“If anybody thinks Bernie Sanders is incapable of doing politics, they haven’t seen him in Congress for 30 years,” said Tad Devine, Mr. Sanders’s longtime strategist, who is not working for his campaign this year. “The guy is trying to win this time.”
But such outreach matters little to many Democrats, especially donors and party officials, who are growing more alarmed about Mr. Sanders’s candidacy.
Mr. Brock, who supported Mrs. Clinton’s past presidential bids, said “the Bernie question comes up in every fund-raising meeting I do.” Steven Rattner, a major Democratic Party donor, said the topic was discussed “endlessly” in his orbit, and among Democratic leaders it was becoming hard to block out.
“It has gone from being a low hum to a rumble,” said Susan Swecker, the chairwoman of Virginia’s Democratic Party.
Howard Wolfson, who spent months immersed in Democratic polling and focus groups on behalf of former Mayor Michael R. Bloomberg of New York, had a blunt message for Sanders skeptics: “People underestimate the possibility of him becoming the nominee at their own peril.”
The discussion about Mr. Sanders has to date been largely confined to private settings because — like establishment Republicans in 2016 — Democrats are uneasy about elevating him or alienating his supporters.

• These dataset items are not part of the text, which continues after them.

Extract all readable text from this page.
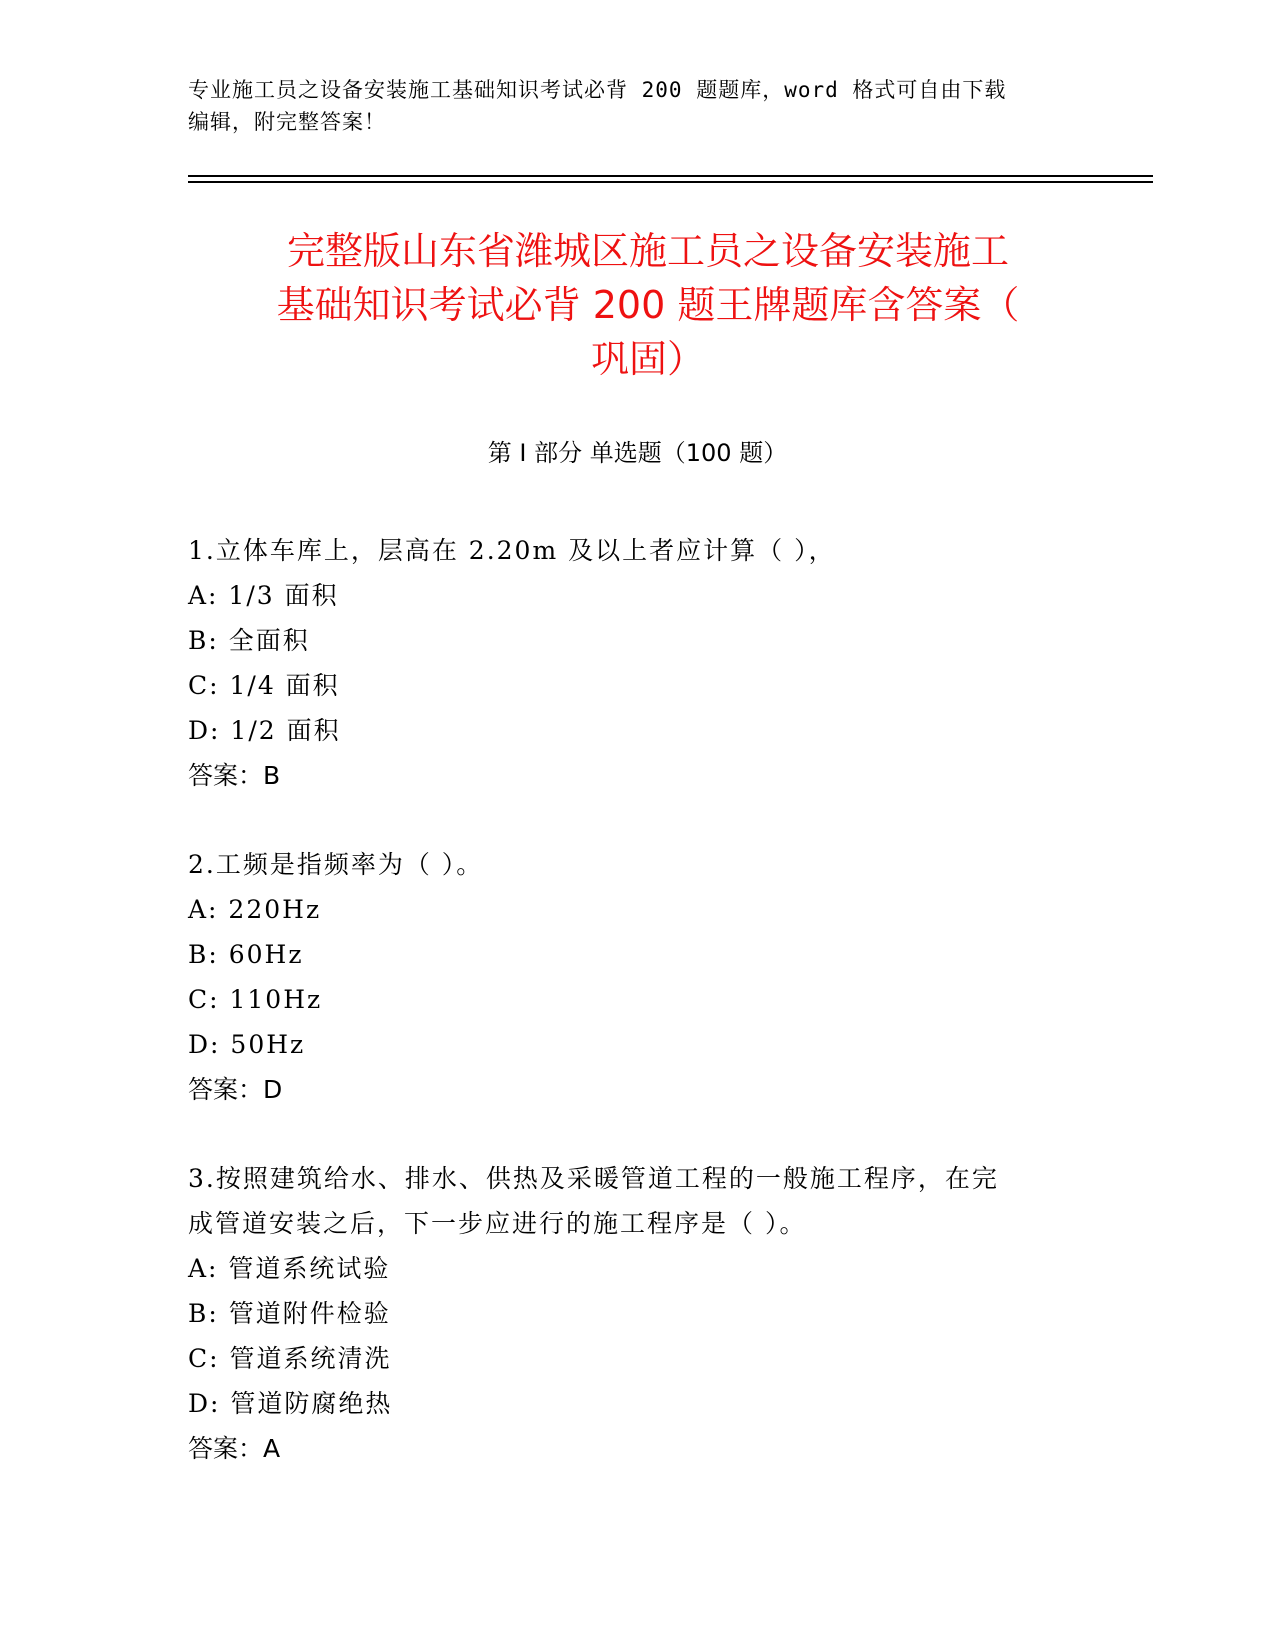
专业施工员之设备安装施工基础知识考试必背 200 题题库，word 格式可自由下载
编辑，附完整答案！
完整版山东省潍城区施工员之设备安装施工
基础知识考试必背 200 题王牌题库含答案（
巩固）
第 I 部分 单选题（100 题）
1.立体车库上，层高在 2.20m 及以上者应计算（ ），
A: 1/3 面积
B: 全面积
C: 1/4 面积
D: 1/2 面积
答案：B
2.工频是指频率为（ ）。
A: 220Hz
B: 60Hz
C: 110Hz
D: 50Hz
答案：D
3.按照建筑给水、排水、供热及采暖管道工程的一般施工程序，在完
成管道安装之后，下一步应进行的施工程序是（ ）。
A: 管道系统试验
B: 管道附件检验
C: 管道系统清洗
D: 管道防腐绝热
答案：A
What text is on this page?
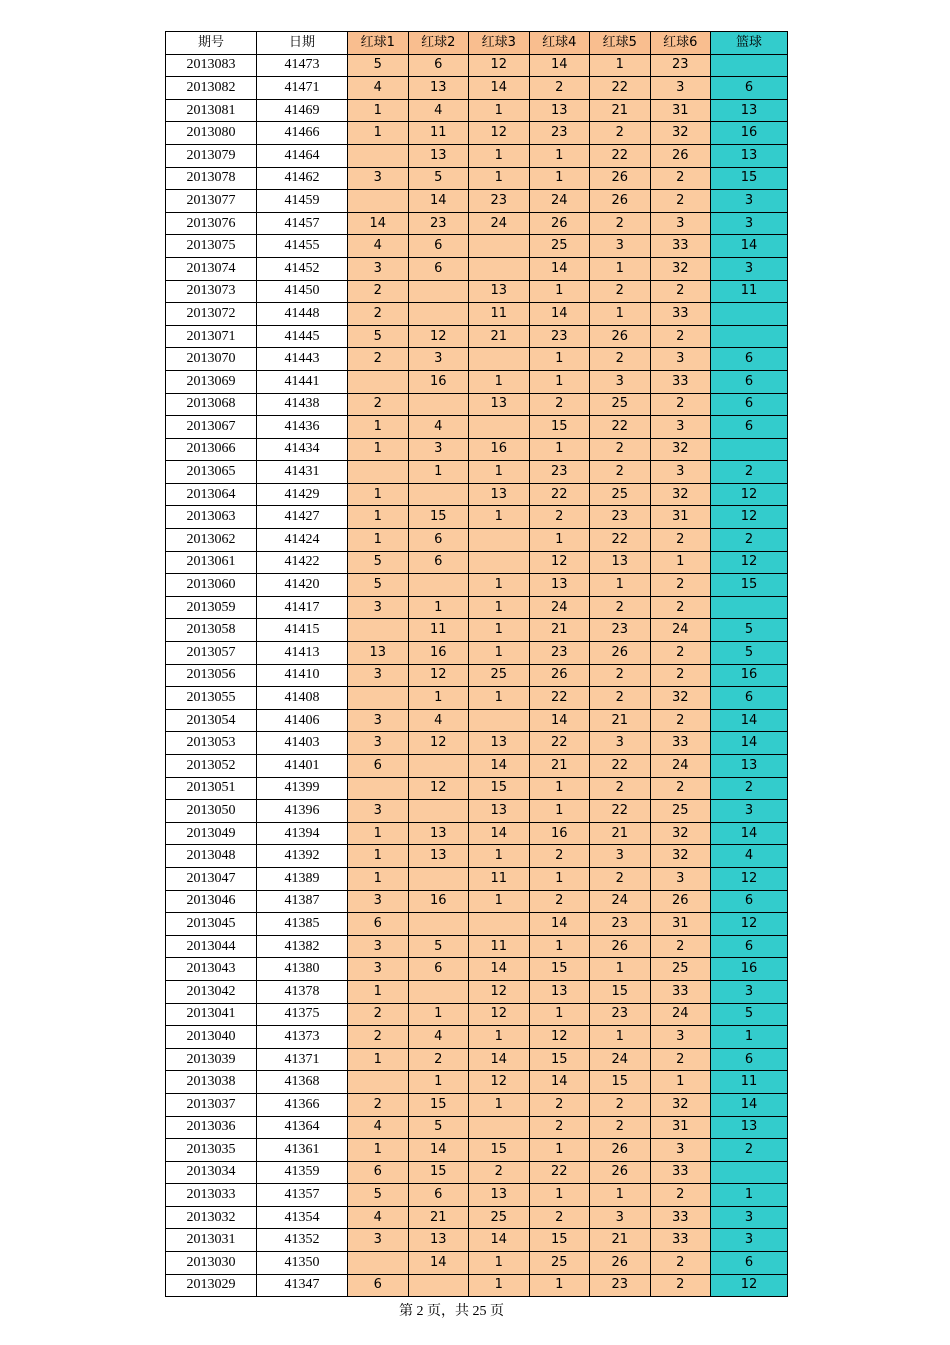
期号	日期	红球1	红球2	红球3	红球4	红球5	红球6	篮球
2013083	41473	5	6	12	14	1	23	
2013082	41471	4	13	14	2	22	3	6
2013081	41469	1	4	1	13	21	31	13
2013080	41466	1	11	12	23	2	32	16
2013079	41464		13	1	1	22	26	13
2013078	41462	3	5	1	1	26	2	15
2013077	41459		14	23	24	26	2	3
2013076	41457	14	23	24	26	2	3	3
2013075	41455	4	6		25	3	33	14
2013074	41452	3	6		14	1	32	3
2013073	41450	2		13	1	2	2	11
2013072	41448	2		11	14	1	33	
2013071	41445	5	12	21	23	26	2	
2013070	41443	2	3		1	2	3	6
2013069	41441		16	1	1	3	33	6
2013068	41438	2		13	2	25	2	6
2013067	41436	1	4		15	22	3	6
2013066	41434	1	3	16	1	2	32	
2013065	41431		1	1	23	2	3	2
2013064	41429	1		13	22	25	32	12
2013063	41427	1	15	1	2	23	31	12
2013062	41424	1	6		1	22	2	2
2013061	41422	5	6		12	13	1	12
2013060	41420	5		1	13	1	2	15
2013059	41417	3	1	1	24	2	2	
2013058	41415		11	1	21	23	24	5
2013057	41413	13	16	1	23	26	2	5
2013056	41410	3	12	25	26	2	2	16
2013055	41408		1	1	22	2	32	6
2013054	41406	3	4		14	21	2	14
2013053	41403	3	12	13	22	3	33	14
2013052	41401	6		14	21	22	24	13
2013051	41399		12	15	1	2	2	2
2013050	41396	3		13	1	22	25	3
2013049	41394	1	13	14	16	21	32	14
2013048	41392	1	13	1	2	3	32	4
2013047	41389	1		11	1	2	3	12
2013046	41387	3	16	1	2	24	26	6
2013045	41385	6			14	23	31	12
2013044	41382	3	5	11	1	26	2	6
2013043	41380	3	6	14	15	1	25	16
2013042	41378	1		12	13	15	33	3
2013041	41375	2	1	12	1	23	24	5
2013040	41373	2	4	1	12	1	3	1
2013039	41371	1	2	14	15	24	2	6
2013038	41368		1	12	14	15	1	11
2013037	41366	2	15	1	2	2	32	14
2013036	41364	4	5		2	2	31	13
2013035	41361	1	14	15	1	26	3	2
2013034	41359	6	15	2	22	26	33	
2013033	41357	5	6	13	1	1	2	1
2013032	41354	4	21	25	2	3	33	3
2013031	41352	3	13	14	15	21	33	3
2013030	41350		14	1	25	26	2	6
2013029	41347	6		1	1	23	2	12
第 2 页，共 25 页
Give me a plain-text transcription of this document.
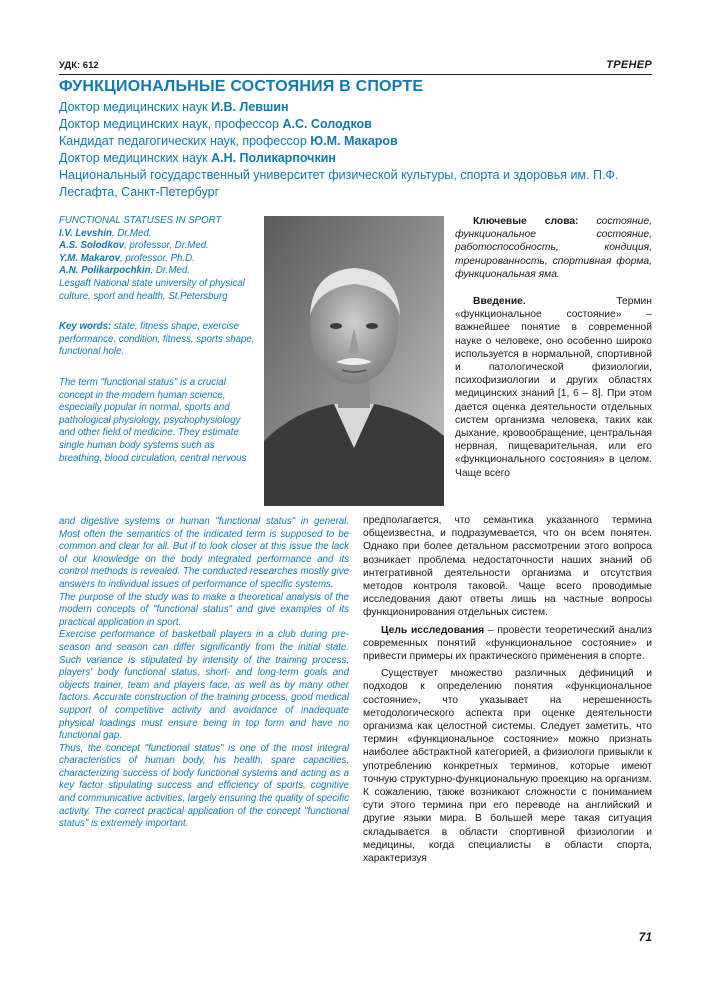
УДК: 612	ТРЕНЕР
ФУНКЦИОНАЛЬНЫЕ СОСТОЯНИЯ В СПОРТЕ
Доктор медицинских наук И.В. Левшин
Доктор медицинских наук, профессор А.С. Солодков
Кандидат педагогических наук, профессор Ю.М. Макаров
Доктор медицинских наук А.Н. Поликарпочкин
Национальный государственный университет физической культуры, спорта и здоровья им. П.Ф. Лесгафта, Санкт-Петербург

FUNCTIONAL STATUSES IN SPORT

I.V. Levshin, Dr.Med.

A.S. Solodkov, professor, Dr.Med.

Y.M. Makarov, professor, Ph.D.

A.N. Polikarpochkin, Dr.Med.

Lesgaft National state university of physical culture, sport and health, St.Petersburg

Key words: state, fitness shape, exercise performance, condition, fitness, sports shape, functional hole.

The term "functional status" is a crucial concept in the modern human science, especially popular in normal, sports and pathological physiology, psychophysiology and other field of medicine. They estimate single human body systems such as breathing, blood circulation, central nervous

Ключевые слова: состояние, функциональное состояние, работоспособность, кондиция, тренированность, спортивная форма, функциональная яма.

Введение. Термин «функциональное состояние» – важнейшее понятие в современной науке о человеке, оно особенно широко используется в нормальной, спортивной и патологической физиологии, психофизиологии и других областях медицинских знаний [1, 6 – 8]. При этом дается оценка деятельности отдельных систем организма человека, таких как дыхание, кровообращение, центральная нервная, пищеварительная, или его «функционального состояния» в целом. Чаще всего

and digestive systems or human "functional status" in general. Most often the semantics of the indicated term is supposed to be common and clear for all. But if to look closer at this issue the lack of our knowledge on the body integrated performance and its control methods is revealed. The conducted researches mostly give answers to individual issues of performance of specific systems.

The purpose of the study was to make a theoretical analysis of the modern concepts of "functional status" and give examples of its practical application in sport.

Exercise performance of basketball players in a club during pre-season and season can differ significantly from the initial state. Such variance is stipulated by intensity of the training process, players' body functional status, short- and long-term goals and objects trainer, team and players face, as well as by many other factors. Accurate construction of the training process, good medical support of competitive activity and avoidance of inadequate physical loadings must ensure being in top form and have no functional gap.

Thus, the concept "functional status" is one of the most integral characteristics of human body, his health, spare capacities, characterizing success of body functional systems and acting as a key factor stipulating success and efficiency of sports, cognitive and communicative activities, largely ensuring the quality of specific activity. The correct practical application of the concept "functional status" is extremely important.

предполагается, что семантика указанного термина общеизвестна, и подразумевается, что он всем понятен. Однако при более детальном рассмотрении этого вопроса возникает проблема недостаточности наших знаний об интегративной деятельности организма и отсутствия методов контроля таковой. Чаще всего проводимые исследования дают ответы лишь на частные вопросы функционирования отдельных систем.

Цель исследования – провести теоретический анализ современных понятий «функциональное состояние» и привести примеры их практического применения в спорте.

Существует множество различных дефиниций и подходов к определению понятия «функциональное состояние», что указывает на нерешенность методологического аспекта при оценке деятельности организма как целостной системы. Следует заметить, что термин «функциональное состояние» можно признать наиболее абстрактной категорией, а физиологи привыкли к употреблению конкретных терминов, которые имеют точную структурно-функциональную проекцию на организм. К сожалению, также возникают сложности с пониманием сути этого термина при его переводе на английский и другие языки мира. В большей мере такая ситуация складывается в области спортивной физиологии и медицины, когда специалисты в области спорта, характеризуя

71
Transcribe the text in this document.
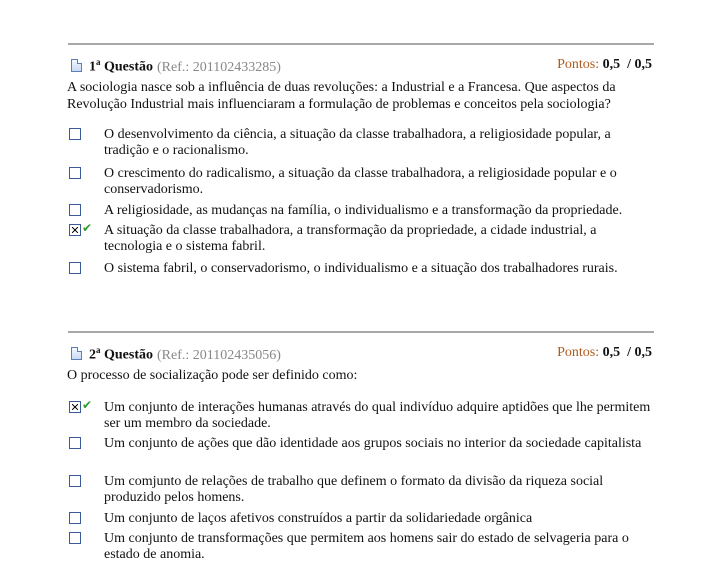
1$^a$ Questão (Ref.: 201102433285)	Pontos: 0,5 / 0,5
A sociologia nasce sob a influência de duas revoluções: a Industrial e a Francesa. Que aspectos da Revolução Industrial mais influenciaram a formulação de problemas e conceitos pela sociologia?
O desenvolvimento da ciência, a situação da classe trabalhadora, a religiosidade popular, a tradição e o racionalismo.
O crescimento do radicalismo, a situação da classe trabalhadora, a religiosidade popular e o conservadorismo.
A religiosidade, as mudanças na família, o individualismo e a transformação da propriedade.
✔ A situação da classe trabalhadora, a transformação da propriedade, a cidade industrial, a tecnologia e o sistema fabril.
O sistema fabril, o conservadorismo, o individualismo e a situação dos trabalhadores rurais.
2$^a$ Questão (Ref.: 201102435056)	Pontos: 0,5 / 0,5
O processo de socialização pode ser definido como:
✔ Um conjunto de interações humanas através do qual indivíduo adquire aptidões que lhe permitem ser um membro da sociedade.
Um conjunto de ações que dão identidade aos grupos sociais no interior da sociedade capitalista
Um comjunto de relações de trabalho que definem o formato da divisão da riqueza social produzido pelos homens.
Um conjunto de laços afetivos construídos a partir da solidariedade orgânica
Um conjunto de transformações que permitem aos homens sair do estado de selvageria para o estado de anomia.
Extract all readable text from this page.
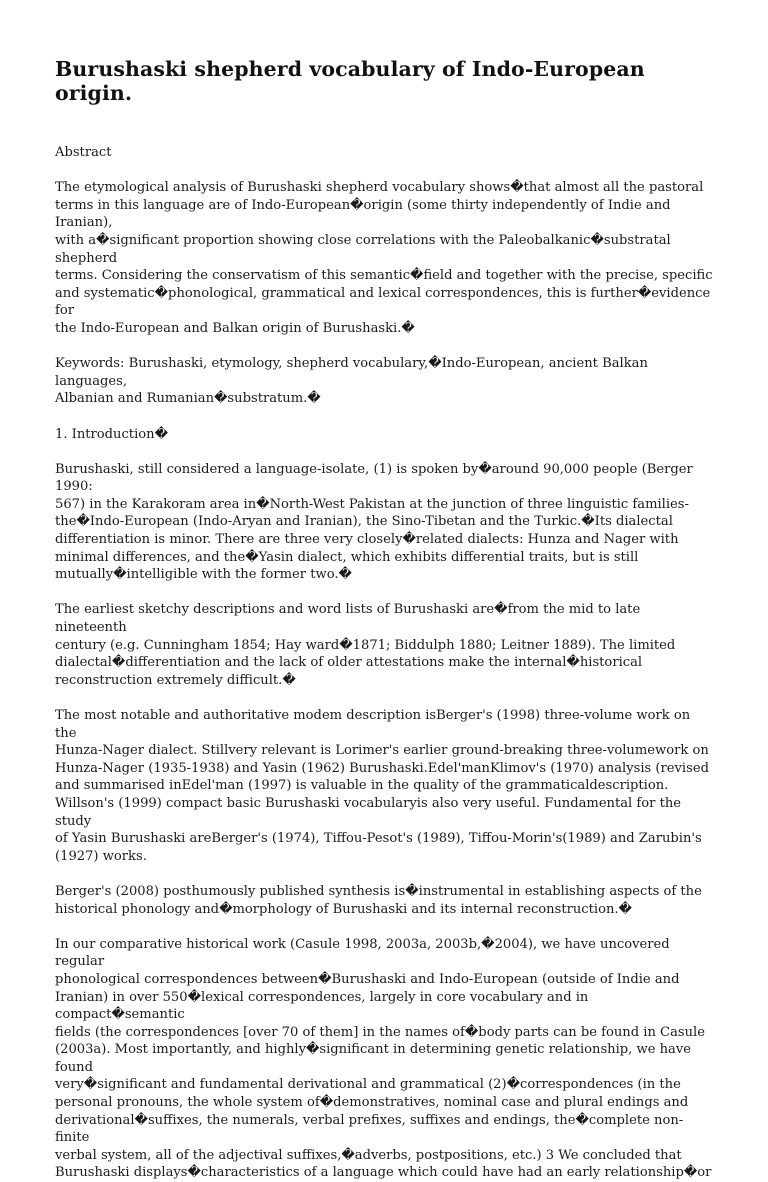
Burushaski shepherd vocabulary of Indo-European origin.

Abstract

The etymological analysis of Burushaski shepherd vocabulary shows�that almost all the pastoral
terms in this language are of Indo-European�origin (some thirty independently of Indie and Iranian),
with a�significant proportion showing close correlations with the Paleobalkanic�substratal shepherd
terms. Considering the conservatism of this semantic�field and together with the precise, specific
and systematic�phonological, grammatical and lexical correspondences, this is further�evidence for
the Indo-European and Balkan origin of Burushaski.�

Keywords: Burushaski, etymology, shepherd vocabulary,�Indo-European, ancient Balkan languages,
Albanian and Rumanian�substratum.�

1. Introduction�

Burushaski, still considered a language-isolate, (1) is spoken by�around 90,000 people (Berger 1990:
567) in the Karakoram area in�North-West Pakistan at the junction of three linguistic families-
the�Indo-European (Indo-Aryan and Iranian), the Sino-Tibetan and the Turkic.�Its dialectal
differentiation is minor. There are three very closely�related dialects: Hunza and Nager with
minimal differences, and the�Yasin dialect, which exhibits differential traits, but is still
mutually�intelligible with the former two.�

The earliest sketchy descriptions and word lists of Burushaski are�from the mid to late nineteenth
century (e.g. Cunningham 1854; Hay ward�1871; Biddulph 1880; Leitner 1889). The limited
dialectal�differentiation and the lack of older attestations make the internal�historical
reconstruction extremely difficult.�

The most notable and authoritative modem description isBerger's (1998) three-volume work on the
Hunza-Nager dialect. Stillvery relevant is Lorimer's earlier ground-breaking three-volumework on
Hunza-Nager (1935-1938) and Yasin (1962) Burushaski.Edel'manKlimov's (1970) analysis (revised
and summarised inEdel'man (1997) is valuable in the quality of the grammaticaldescription.
Willson's (1999) compact basic Burushaski vocabularyis also very useful. Fundamental for the study
of Yasin Burushaski areBerger's (1974), Tiffou-Pesot's (1989), Tiffou-Morin's(1989) and Zarubin's
(1927) works.

Berger's (2008) posthumously published synthesis is�instrumental in establishing aspects of the
historical phonology and�morphology of Burushaski and its internal reconstruction.�

In our comparative historical work (Casule 1998, 2003a, 2003b,�2004), we have uncovered regular
phonological correspondences between�Burushaski and Indo-European (outside of Indie and
Iranian) in over 550�lexical correspondences, largely in core vocabulary and in compact�semantic
fields (the correspondences [over 70 of them] in the names of�body parts can be found in Casule
(2003a). Most importantly, and highly�significant in determining genetic relationship, we have found
very�significant and fundamental derivational and grammatical (2)�correspondences (in the
personal pronouns, the whole system of�demonstratives, nominal case and plural endings and
derivational�suffixes, the numerals, verbal prefixes, suffixes and endings, the�complete non-finite
verbal system, all of the adjectival suffixes,�adverbs, postpositions, etc.) 3 We concluded that
Burushaski displays�characteristics of a language which could have had an early relationship�or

The matter of What To Do About Bernie and the larger imperative of party unity has, for example, hovered over a series of previously undisclosed Democratic dinners in New York and Washington organized by the longtime party financier Bernard Schwartz. The gatherings have included scores from the moderate or center-left wing of the party, including Speaker Nancy Pelosi of California; Senator Chuck Schumer of New York, the minority leader; former Gov. Terry McAuliffe of Virginia; Mayor Pete Buttigieg of South Bend, Ind., himself a presidential candidate; and the president of the Center for American Progress, Neera Tanden.